Perseverance and resiliency are some of the essential, and most admirable, qualities in an entrepreneur. The ability to stay executing on an idea and leading a team while battling hostile market conditions, competition and unexpected events is, by most psychologists, considered almost irrational but is also the source of success of many companies. Sometimes, despite great efforts, products fail to get traction. At that point, entrepreneurs will face one of the most difficult decisions in the startup life: persevere on a specific idea or implement a change of direction which the industry knows as “pivot”.
Pivoting is one of the most over-marketed and misunderstood concepts in the modern startup world. Mistakenly, entrepreneurs tend to associate pivot with ANY change in the direction of the business which is far from true. Understanding what a pivot really is might help us deal with the process in a more efficient way. From all the definitions of pivot I’ve encountered, I tend to familiarized myself with Eric Ries of the “Lean Startup” fame. By Ries’ definition a pivot is a change in strategy without a change in vision.
Let me try to explain….
Vision is one of the key elements in the DNA of a company. A vision clearly details how a specific aspect of the world should be improved or changed. In order to execute to a specific vision companies use different strategies and products. Oversimplifying things, we can think of a little formula to express the dependencies between vision, strategy and product.
Vision= Strategy + Product
In some contexts a product can be seen as a specific part of the strategy. I prefer to establish a small distinction between product and strategy. From my standpoint, I think about products as the physical materialization of a commercial entity that reflects a portion of the company vision while I typically associate strategies with softer elements such as engines of growth, sales, marketing, etc. I am aware this definition is not 100% accurate but I find it very helpful to strategize and implement changes on different instances of a company.

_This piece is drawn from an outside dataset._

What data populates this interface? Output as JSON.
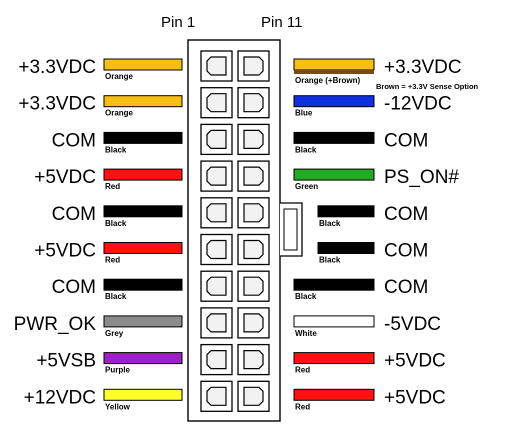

Understanding the dependencies between product, strategies and vision can help entrepreneurs to embrace change at different levels. Successful startups very frequently adopt drastic changes in products and strategies in order to better execute on their vision. This is the classic example of pivot. In that sense a company can pivot by embracing a different engine of growth, focusing on a specific feature of a product, go after a specific segment of the market, etc.

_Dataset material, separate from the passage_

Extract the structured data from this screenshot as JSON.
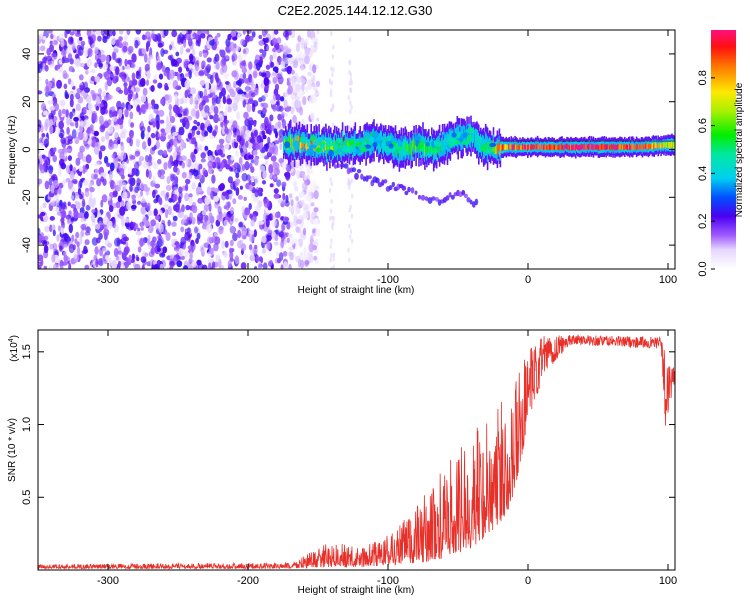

Contrary to pivoting, sometimes companies completely change their vision to focus on different areas. A change on the vision of the company should not be considered a pivot and, instead, should be seen as almost a new business. A classic example of a change in vision, and one that people often associate with a pivot, was the transitional process that the podcasting company Odeo established to create a real time information platform that ultimately evolved onto Twitter.
Embracing the distinction between pivot and a change in the vision of the company might help entrepreneurs understand that, although painful, pivots are a necessary element to correctly execute to the bigger vision of their companies.